Others are unconvinced. "The World Cup is a disgraceful waste of money," says Masao Ezawa, an anti-globalisation campaigner from the city of Nagano, who fought against the holding of the Winter Olympics there in 1998. "The lesson of Nagano is that this kind of thing is a disaster. There are big sports venues which are hardly being used, while companies are closing up and going out of business."

The training camp where the England team will prepare offers an illustration of the kind of money that Japanese are throwing at the World Cup. England will spend about three weeks in the town of Tsuna on Awaji island ­ though more if they qualify for the later rounds.
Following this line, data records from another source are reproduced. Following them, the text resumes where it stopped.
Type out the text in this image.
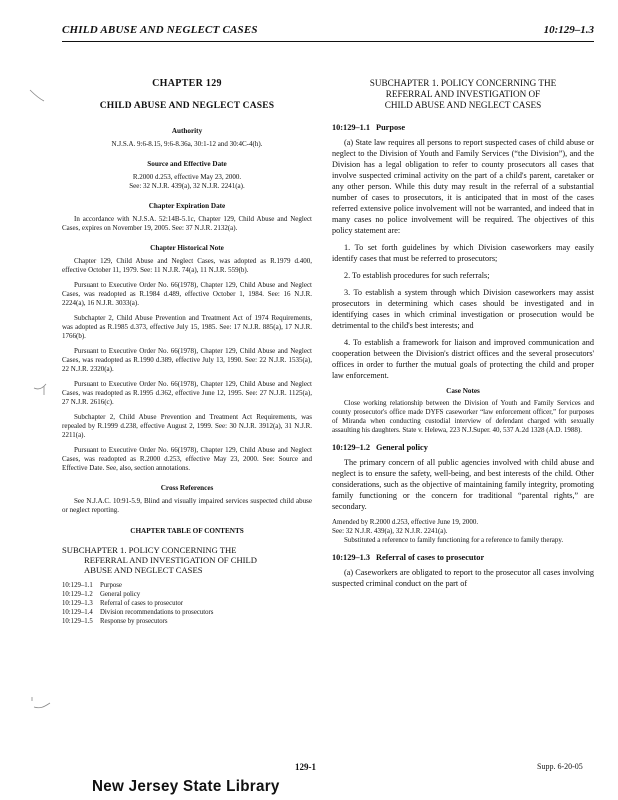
CHILD ABUSE AND NEGLECT CASES	10:129–1.3
CHAPTER 129
CHILD ABUSE AND NEGLECT CASES
Authority
N.J.S.A. 9:6-8.15, 9:6-8.36a, 30:1-12 and 30:4C-4(h).
Source and Effective Date
R.2000 d.253, effective May 23, 2000.
See: 32 N.J.R. 439(a), 32 N.J.R. 2241(a).
Chapter Expiration Date
In accordance with N.J.S.A. 52:14B-5.1c, Chapter 129, Child Abuse and Neglect Cases, expires on November 19, 2005. See: 37 N.J.R. 2132(a).
Chapter Historical Note
Chapter 129, Child Abuse and Neglect Cases, was adopted as R.1979 d.400, effective October 11, 1979. See: 11 N.J.R. 74(a), 11 N.J.R. 559(b).
Pursuant to Executive Order No. 66(1978), Chapter 129, Child Abuse and Neglect Cases, was readopted as R.1984 d.489, effective October 1, 1984. See: 16 N.J.R. 2224(a), 16 N.J.R. 3033(a).
Subchapter 2, Child Abuse Prevention and Treatment Act of 1974 Requirements, was adopted as R.1985 d.373, effective July 15, 1985. See: 17 N.J.R. 885(a), 17 N.J.R. 1766(b).
Pursuant to Executive Order No. 66(1978), Chapter 129, Child Abuse and Neglect Cases, was readopted as R.1990 d.389, effective July 13, 1990. See: 22 N.J.R. 1535(a), 22 N.J.R. 2320(a).
Pursuant to Executive Order No. 66(1978), Chapter 129, Child Abuse and Neglect Cases, was readopted as R.1995 d.362, effective June 12, 1995. See: 27 N.J.R. 1125(a), 27 N.J.R. 2616(c).
Subchapter 2, Child Abuse Prevention and Treatment Act Requirements, was repealed by R.1999 d.238, effective August 2, 1999. See: 30 N.J.R. 3912(a), 31 N.J.R. 2211(a).
Pursuant to Executive Order No. 66(1978), Chapter 129, Child Abuse and Neglect Cases, was readopted as R.2000 d.253, effective May 23, 2000. See: Source and Effective Date. See, also, section annotations.
Cross References
See N.J.A.C. 10:91-5.9, Blind and visually impaired services suspected child abuse or neglect reporting.
CHAPTER TABLE OF CONTENTS
SUBCHAPTER 1. POLICY CONCERNING THE
REFERRAL AND INVESTIGATION OF CHILD
ABUSE AND NEGLECT CASES
10:129–1.1 Purpose
10:129–1.2 General policy
10:129–1.3 Referral of cases to prosecutor
10:129–1.4 Division recommendations to prosecutors
10:129–1.5 Response by prosecutors
SUBCHAPTER 1. POLICY CONCERNING THE
REFERRAL AND INVESTIGATION OF
CHILD ABUSE AND NEGLECT CASES
10:129–1.1 Purpose
(a) State law requires all persons to report suspected cases of child abuse or neglect to the Division of Youth and Family Services (“the Division”), and the Division has a legal obligation to refer to county prosecutors all cases that involve suspected criminal activity on the part of a child's parent, caretaker or any other person. While this duty may result in the referral of a substantial number of cases to prosecutors, it is anticipated that in most of the cases referred extensive police involvement will not be warranted, and indeed that in many cases no police involvement will be required. The objectives of this policy statement are:
1. To set forth guidelines by which Division caseworkers may easily identify cases that must be referred to prosecutors;
2. To establish procedures for such referrals;
3. To establish a system through which Division caseworkers may assist prosecutors in determining which cases should be investigated and in identifying cases in which criminal investigation or prosecution would be detrimental to the child's best interests; and
4. To establish a framework for liaison and improved communication and cooperation between the Division's district offices and the several prosecutors' offices in order to further the mutual goals of protecting the child and proper law enforcement.
Case Notes
Close working relationship between the Division of Youth and Family Services and county prosecutor's office made DYFS caseworker “law enforcement officer,” for purposes of Miranda when conducting custodial interview of defendant charged with sexually assaulting his daughters. State v. Helewa, 223 N.J.Super. 40, 537 A.2d 1328 (A.D. 1988).
10:129–1.2 General policy
The primary concern of all public agencies involved with child abuse and neglect is to ensure the safety, well-being, and best interests of the child. Other considerations, such as the objective of maintaining family integrity, promoting family functioning or the concern for traditional “parental rights,” are secondary.
Amended by R.2000 d.253, effective June 19, 2000.
See: 32 N.J.R. 439(a), 32 N.J.R. 2241(a).
Substituted a reference to family functioning for a reference to family therapy.
10:129–1.3 Referral of cases to prosecutor
(a) Caseworkers are obligated to report to the prosecutor all cases involving suspected criminal conduct on the part of
129-1	Supp. 6-20-05
New Jersey State Library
A small farming and fishing community with just 17,000 inhabitants, Tsuna is expecting to spend over £500,000 on the team's security, accommodation and other facilities.

"It has a value you can't measure in terms of money," says the mayor, Wasaburo Kashiwagi. "England staying here will bring the name of Tsuna to the rest of the world."

For most Japanese though, the keenest concern is not about the expense, but the potential disruption to Japan's famously peaceful society. Lurid media coverage and a series of aggressive "anti-hooligan training exercises" by the Japanese police have created an atmosphere of intense trepidation, especially in the three cities ­ Saitama, Sapporo and Osaka ­ where England will play their first round matches.

Telephoning round the hotels of Sapporo, for example, reveals that over half of those with rooms available are refusing to let them to foreigners. Indeed, hooligan hysteria has become a serious diplomatic concern, and British officials are responding with a grass-roots campaign, designed to reassure local communities.

Japanese-language pamphlets will be distributed to shops and bars, explaining the subtleties of fan behaviour. The British Council is producing a similar guide for children. It includes a selection of useful phrases, such as "What is your favourite team?" and "Who is your favourite player?" ­ but not, apparently, "Haven't you had enough beer?" and "Why are you hitting me?"